Que devais-je répondre ? Oui ! Mais alors on aurait tiré de ma réponse cette conclusion que moi, qui avais refusé de répondre aux gendarmes, j’avais « tout avoué » devant le frère du tsar. Il me parlait sur le ton d’un commandant d’école militaire qui essaierait de tirer des « aveux » d’un cadet. Je ne pouvais pas dire davantage : « Non » ; car cela eût été un mensonge. Je ne savais que dire et je restai muet.

« Tu vois bien ! Tu en as honte maintenant. » Cette observation m’irrita et je répliquai aussitôt d’un ton un peu tranchant : « J’ai répondu au juge d’instruction et je n’ai rien de plus à ajouter. »

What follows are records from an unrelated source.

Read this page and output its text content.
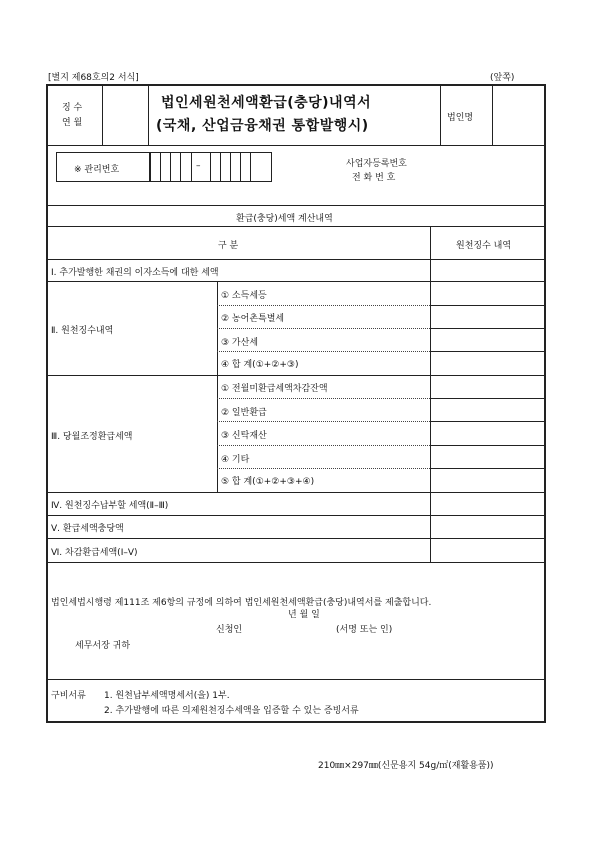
[별지 제68호의2 서식]	(앞쪽)
징 수
연 월
법인세원천세액환급(충당)내역서
(국채, 산업금융채권 통합발행시)	법인명
※ 관리번호	–	사업자등록번호
전 화 번 호
환급(충당)세액 계산내역
구 분	원천징수 내역
Ⅰ. 추가발행한 채권의 이자소득에 대한 세액
Ⅱ. 원천징수내역
① 소득세등
② 농어촌특별세
③ 가산세
④ 합 계(①+②+③)
Ⅲ. 당월조정환급세액
① 전월미환급세액차감잔액
② 일반환급
③ 신탁재산
④ 기타
⑤ 합 계(①+②+③+④)
Ⅳ. 원천징수납부할 세액(Ⅱ–Ⅲ)
Ⅴ. 환급세액충당액
Ⅵ. 차감환급세액(Ⅰ–Ⅴ)
법인세법시행령 제111조 제6항의 규정에 의하여 법인세원천세액환급(충당)내역서를 제출합니다.
년 월 일
신청인	(서명 또는 인)
세무서장 귀하
구비서류 1. 원천납부세액명세서(을) 1부.
2. 추가발행에 따른 의제원천징수세액을 입증할 수 있는 증빙서류
210㎜×297㎜(신문용지 54g/㎡(재활용품))
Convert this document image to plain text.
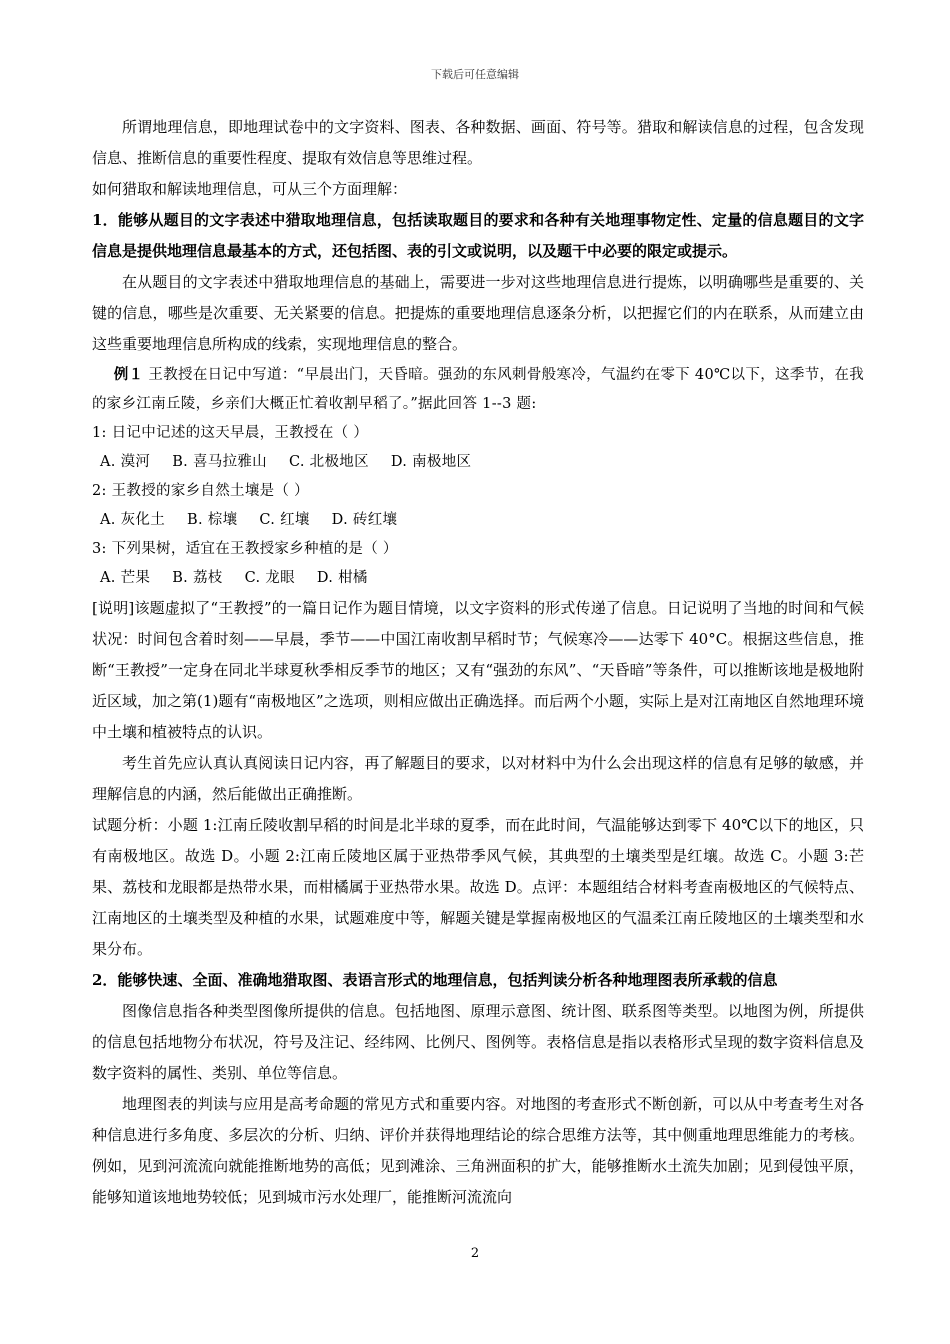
下载后可任意编辑

所谓地理信息，即地理试卷中的文字资料、图表、各种数据、画面、符号等。猎取和解读信息的过程，包含发现信息、推断信息的重要性程度、提取有效信息等思维过程。

如何猎取和解读地理信息，可从三个方面理解：

1．能够从题目的文字表述中猎取地理信息，包括读取题目的要求和各种有关地理事物定性、定量的信息题目的文字信息是提供地理信息最基本的方式，还包括图、表的引文或说明，以及题干中必要的限定或提示。

在从题目的文字表述中猎取地理信息的基础上，需要进一步对这些地理信息进行提炼，以明确哪些是重要的、关键的信息，哪些是次重要、无关紧要的信息。把提炼的重要地理信息逐条分析，以把握它们的内在联系，从而建立由这些重要地理信息所构成的线索，实现地理信息的整合。

例１ 王教授在日记中写道：“早晨出门，天昏暗。强劲的东风刺骨般寒冷，气温约在零下 40℃以下，这季节，在我的家乡江南丘陵，乡亲们大概正忙着收割早稻了。”据此回答 1--3 题:

1: 日记中记述的这天早晨，王教授在（ ）

A. 漠河 B. 喜马拉雅山 C. 北极地区 D. 南极地区

2: 王教授的家乡自然土壤是（ ）

A. 灰化土 B. 棕壤 C. 红壤 D. 砖红壤

3: 下列果树，适宜在王教授家乡种植的是（ ）

A. 芒果 B. 荔枝 C. 龙眼 D. 柑橘

[说明]该题虚拟了“王教授”的一篇日记作为题目情境，以文字资料的形式传递了信息。日记说明了当地的时间和气候状况：时间包含着时刻——早晨，季节——中国江南收割早稻时节；气候寒冷——达零下 40°C。根据这些信息，推断“王教授”一定身在同北半球夏秋季相反季节的地区；又有“强劲的东风”、“天昏暗”等条件，可以推断该地是极地附近区域，加之第(1)题有“南极地区”之选项，则相应做出正确选择。而后两个小题，实际上是对江南地区自然地理环境中土壤和植被特点的认识。

考生首先应认真认真阅读日记内容，再了解题目的要求，以对材料中为什么会出现这样的信息有足够的敏感，并理解信息的内涵，然后能做出正确推断。

试题分析：小题 1:江南丘陵收割早稻的时间是北半球的夏季，而在此时间，气温能够达到零下 40℃以下的地区，只有南极地区。故选 D。小题 2:江南丘陵地区属于亚热带季风气候，其典型的土壤类型是红壤。故选 C。小题 3:芒果、荔枝和龙眼都是热带水果，而柑橘属于亚热带水果。故选 D。点评：本题组结合材料考查南极地区的气候特点、江南地区的土壤类型及种植的水果，试题难度中等，解题关键是掌握南极地区的气温柔江南丘陵地区的土壤类型和水果分布。

2．能够快速、全面、准确地猎取图、表语言形式的地理信息，包括判读分析各种地理图表所承载的信息

图像信息指各种类型图像所提供的信息。包括地图、原理示意图、统计图、联系图等类型。以地图为例，所提供的信息包括地物分布状况，符号及注记、经纬网、比例尺、图例等。表格信息是指以表格形式呈现的数字资料信息及数字资料的属性、类别、单位等信息。

地理图表的判读与应用是高考命题的常见方式和重要内容。对地图的考查形式不断创新，可以从中考查考生对各种信息进行多角度、多层次的分析、归纳、评价并获得地理结论的综合思维方法等，其中侧重地理思维能力的考核。例如，见到河流流向就能推断地势的高低；见到滩涂、三角洲面积的扩大，能够推断水土流失加剧；见到侵蚀平原，能够知道该地地势较低；见到城市污水处理厂，能推断河流流向

2
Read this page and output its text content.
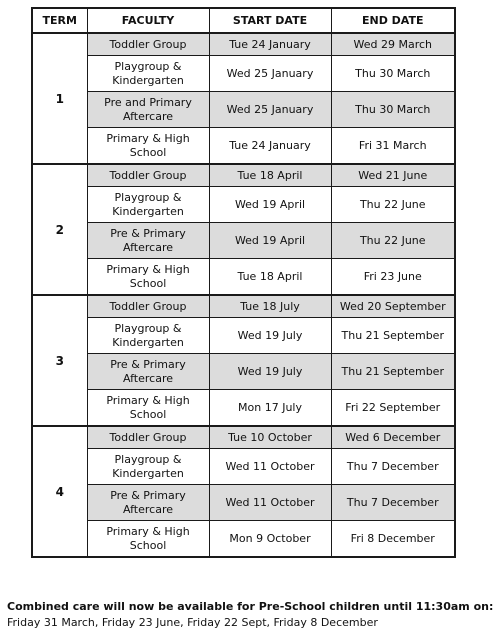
TERM	FACULTY	START DATE	END DATE
1	Toddler Group	Tue 24 January	Wed 29 March
	Playgroup & Kindergarten	Wed 25 January	Thu 30 March
	Pre and Primary Aftercare	Wed 25 January	Thu 30 March
	Primary & High School	Tue 24 January	Fri 31 March
2	Toddler Group	Tue 18 April	Wed 21 June
	Playgroup & Kindergarten	Wed 19 April	Thu 22 June
	Pre & Primary Aftercare	Wed 19 April	Thu 22 June
	Primary & High School	Tue 18 April	Fri 23 June
3	Toddler Group	Tue 18 July	Wed 20 September
	Playgroup & Kindergarten	Wed 19 July	Thu 21 September
	Pre & Primary Aftercare	Wed 19 July	Thu 21 September
	Primary & High School	Mon 17 July	Fri 22 September
4	Toddler Group	Tue 10 October	Wed 6 December
	Playgroup & Kindergarten	Wed 11 October	Thu 7 December
	Pre & Primary Aftercare	Wed 11 October	Thu 7 December
	Primary & High School	Mon 9 October	Fri 8 December
Combined care will now be available for Pre-School children until 11:30am on:
Friday 31 March, Friday 23 June, Friday 22 Sept, Friday 8 December
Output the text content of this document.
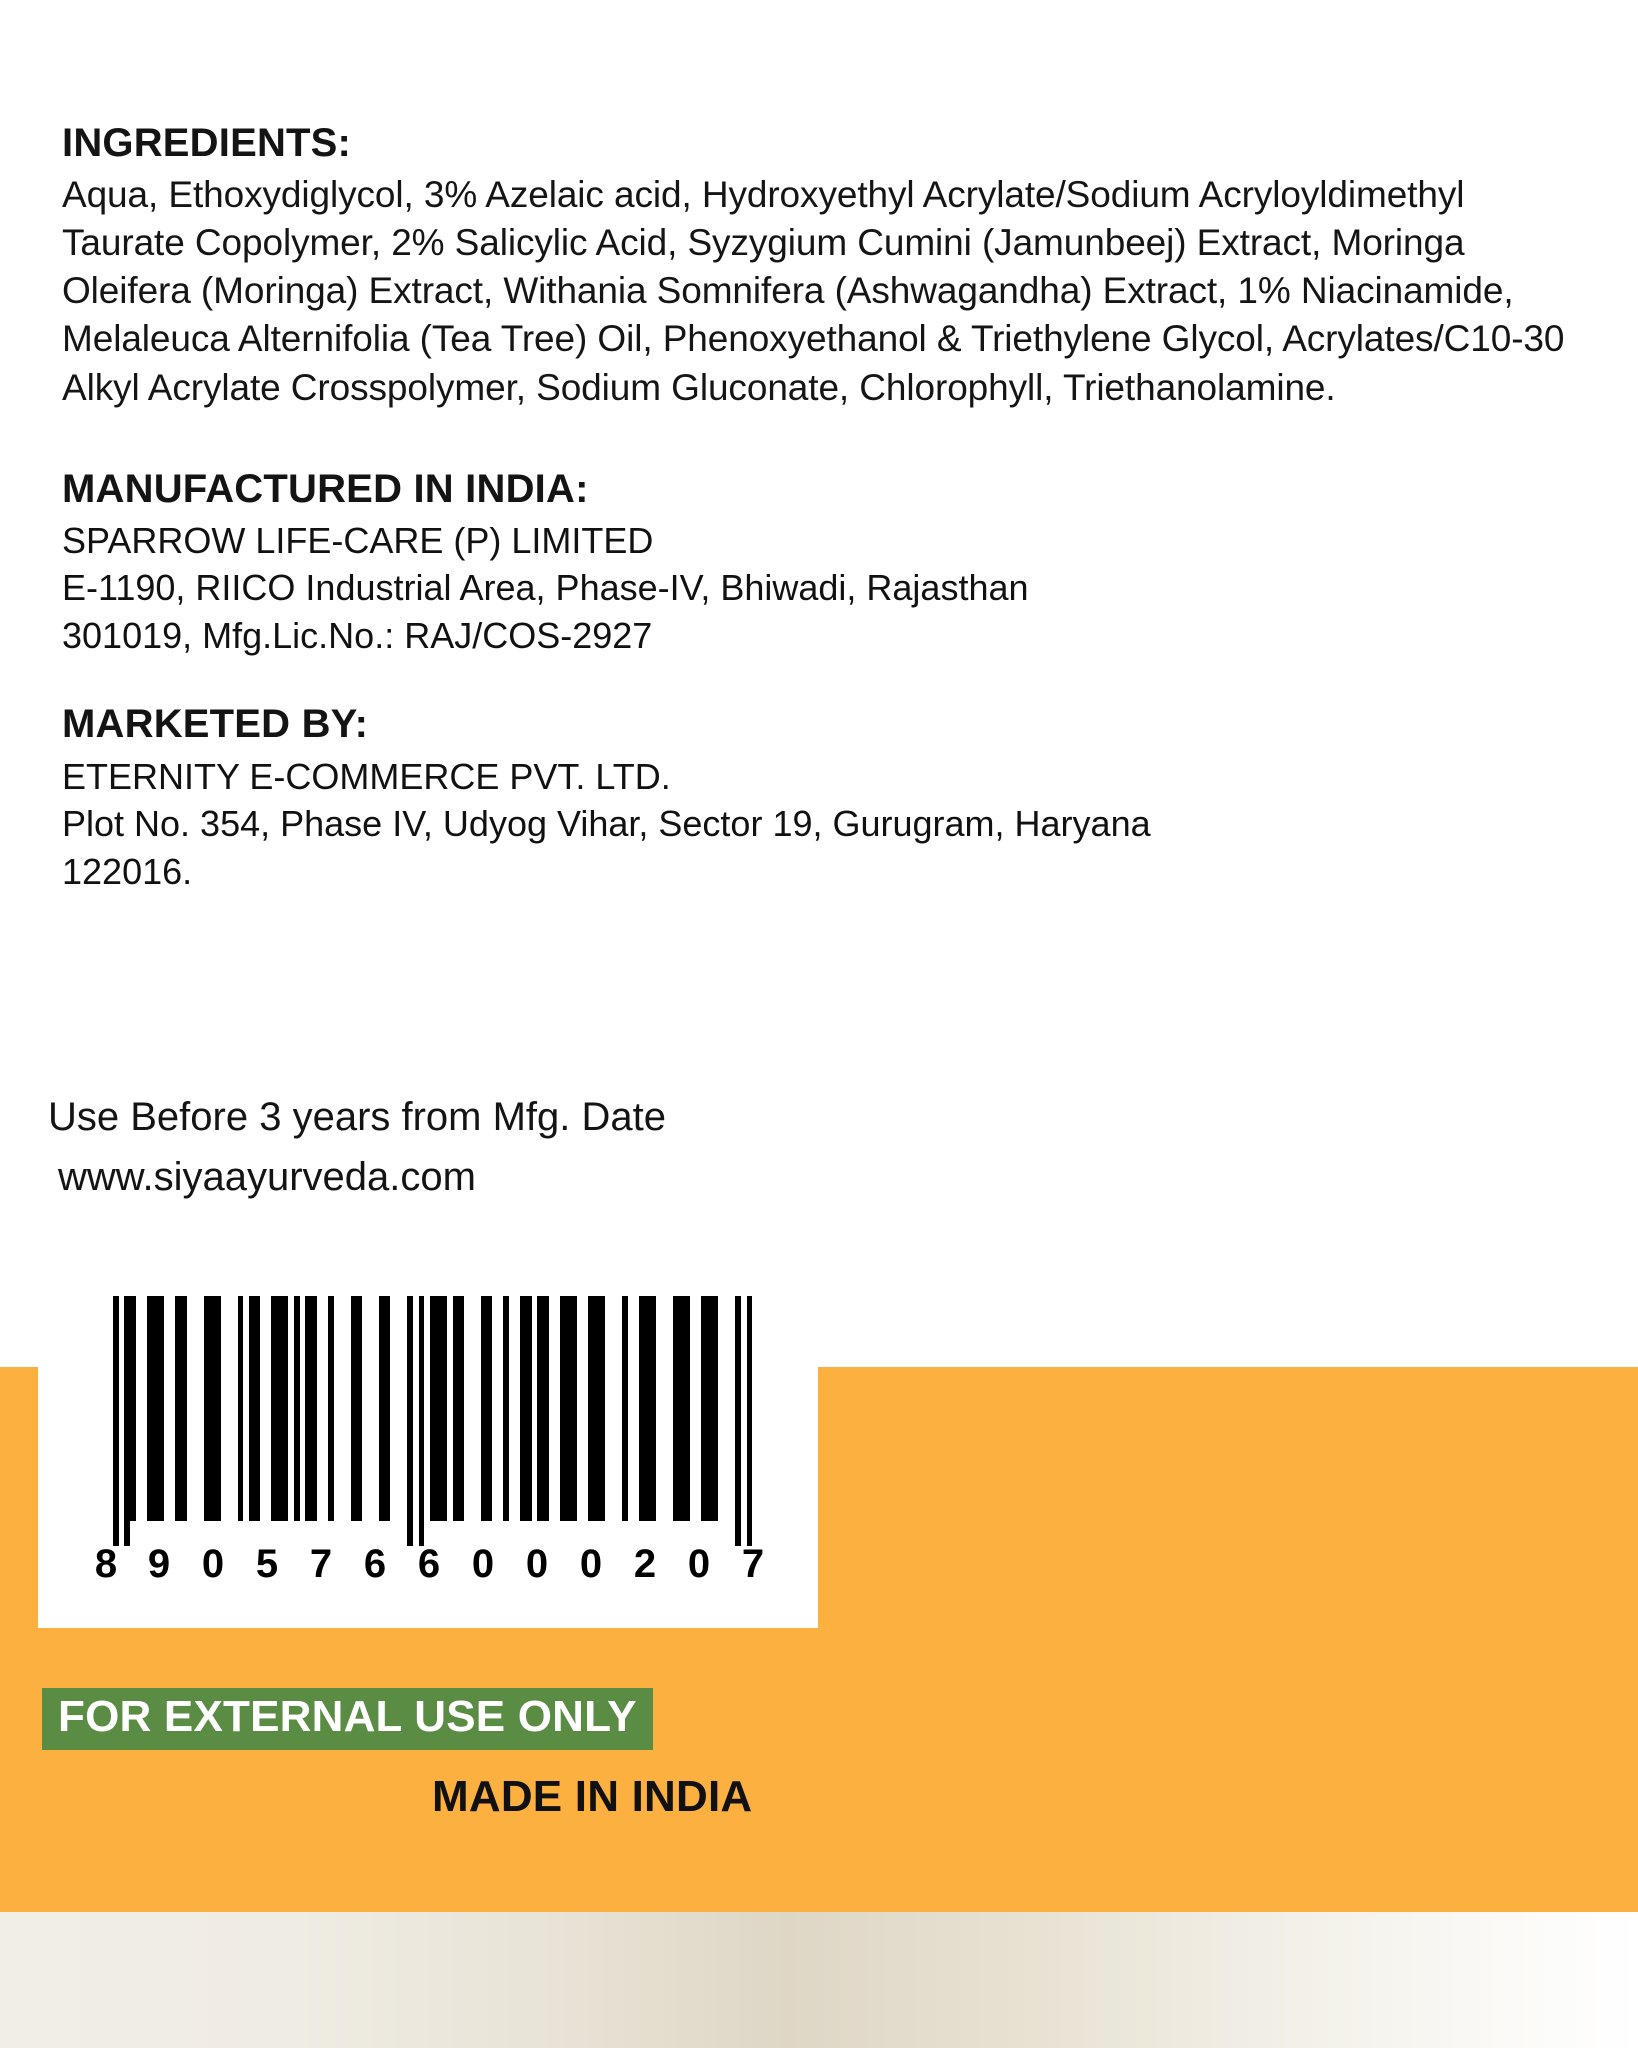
INGREDIENTS:

Aqua, Ethoxydiglycol, 3% Azelaic acid, Hydroxyethyl Acrylate/Sodium Acryloyldimethyl Taurate Copolymer, 2% Salicylic Acid, Syzygium Cumini (Jamunbeej) Extract, Moringa Oleifera (Moringa) Extract, Withania Somnifera (Ashwagandha) Extract, 1% Niacinamide, Melaleuca Alternifolia (Tea Tree) Oil, Phenoxyethanol & Triethylene Glycol, Acrylates/C10-30 Alkyl Acrylate Crosspolymer, Sodium Gluconate, Chlorophyll, Triethanolamine.

MANUFACTURED IN INDIA:

SPARROW LIFE-CARE (P) LIMITED

E-1190, RIICO Industrial Area, Phase-IV, Bhiwadi, Rajasthan

301019, Mfg.Lic.No.: RAJ/COS-2927

MARKETED BY:

ETERNITY E-COMMERCE PVT. LTD.

Plot No. 354, Phase IV, Udyog Vihar, Sector 19, Gurugram, Haryana

122016.

Use Before 3 years from Mfg. Date
www.siyaayurveda.com
8 9 0 5 7 6 6 0 0 0 2 0 7
FOR EXTERNAL USE ONLY
MADE IN INDIA
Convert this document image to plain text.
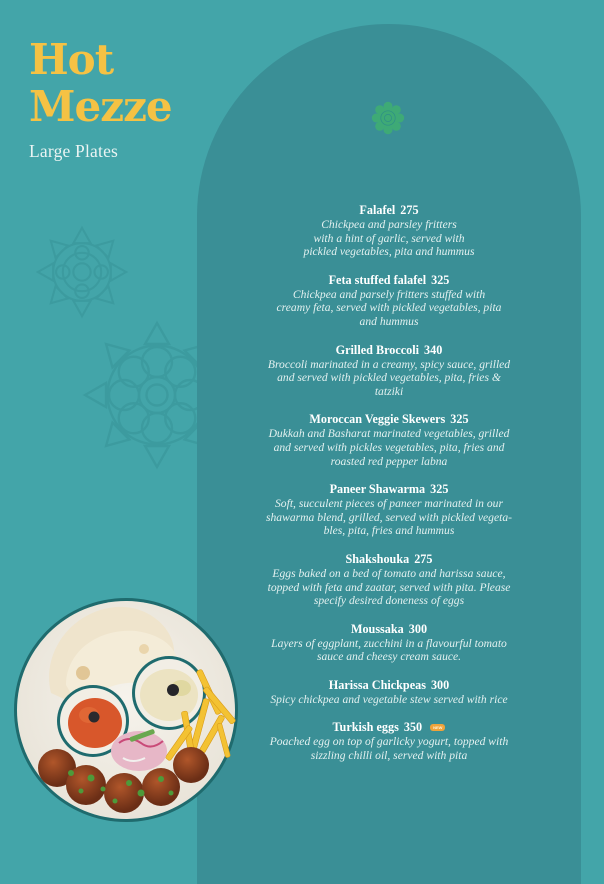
Hot
Mezze
Large Plates
Falafel 275
Chickpea and parsley fritters
with a hint of garlic, served with
pickled vegetables, pita and hummus
Feta stuffed falafel 325
Chickpea and parsely fritters stuffed with
creamy feta, served with pickled vegetables, pita
and hummus
Grilled Broccoli 340
Broccoli marinated in a creamy, spicy sauce, grilled
and served with pickled vegetables, pita, fries &
tatziki
Moroccan Veggie Skewers 325
Dukkah and Basharat marinated vegetables, grilled
and served with pickles vegetables, pita, fries and
roasted red pepper labna
Paneer Shawarma 325
Soft, succulent pieces of paneer marinated in our
shawarma blend, grilled, served with pickled vegeta-
bles, pita, fries and hummus
Shakshouka 275
Eggs baked on a bed of tomato and harissa sauce,
topped with feta and zaatar, served with pita. Please
specify desired doneness of eggs
Moussaka 300
Layers of eggplant, zucchini in a flavourful tomato
sauce and cheesy cream sauce.
Harissa Chickpeas 300
Spicy chickpea and vegetable stew served with rice
Turkish eggs 350	NEW
Poached egg on top of garlicky yogurt, topped with
sizzling chilli oil, served with pita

« Mais comprends-moi bien, je te prie, Kropotkine, dit-il alors de son ton le plus familier : je ne te parle pas ici en magistrat instructeur. Je te parle comme homme privé, — tout à fait comme homme privé, » répéta-t-il en baissant la voix.

Un flot de pensées s’agitait dans mon esprit ; Devais-je jouer le rôle du Marquis de Posa ? Parler à l’empereur par l’intermédiaire de son frère de la désolation de la Russie, de la ruine des paysans, de l’arbitraire des fonctionnaires, de la perspective de famines terribles ? Dire que je voulais aider les paysans à sortir de leur condition désespérée, leur faire relever la tête — et par lui essayer d’influencer Alexandre III ? Ces pensées se succédaient rapidement dans mon esprit, jusqu’à ce qu’enfin je me dise en moi-même : « Jamais ! C’est de la folie !... Ce sont des ennemis du peuple et de pareilles paroles ne les changeraient pas. »

Je répondis qu’il restait toujours un personnage officiel et que je ne pouvais le considérer comme un homme privé.

Il se mit alors à me poser différentes questions. « N’est-ce pas en Sibérie, dans tes relations avec les Décembristes, que tu as puisé ces idées ? »

— « Non, je ne connaissais d’un Décembriste et je n’ai pas eu avec lui de conversations de portée. »

— C’est donc à Pétersbourg ?

— J’ai toujours eu ces idées-là.

— Comment ! tu avais ces idées au Corps des pages ? », me demanda-t-il avec terreur.

— Au Corps des pages, j’étais un enfant, et ce qui est à l’état latent dans l’enfance se précise à l’âge d’homme. »

Il me fit encore quelques question analogues, et à sa façon de parler, je vis clairement à quoi il voulait en venir. Il essayai de m’arracher « des aveux » et mon imagination me le représentait vivement disant à son frère : « Tous ces juges d’instruction sont des imbéciles. Il ne leur a même pas répondu ; moi, je ne lui ai parlé que dix minutes et il m’a tout raconté. » tout cela commençait à m’ennuyer et comme il me disait quelque chose dans ce genre : « Comment pouvais-tu te commettre avec tous ces gens-là, des paysans, des individus sans nom ? » je lui répliquai d’un ton tranchant : « Je vous ai déjà dit que j’avais répondu au juge d’instruction. Je n’ai rien à ajouter. » Il sortit alors brusquement de ma cellule.

Plus tard les soldats de garde firent toute une légende de cette visite. La personne qui vint me prendre en voiture au moment de mon évasion portait une casquette militaire, et, avec ses favoris blonds, elle avait une vague ressemblance avec le grand-duc Nicolas. Une tradition se forma parmi les soldats de la garnison de Pétersbourg, d’après laquelle le grand-duc en personne était venu me délivrer et m’avait enlevé. C’est ainsi que se créent les légendes même en ces temps de journalisme et de dictionnaires biographiques.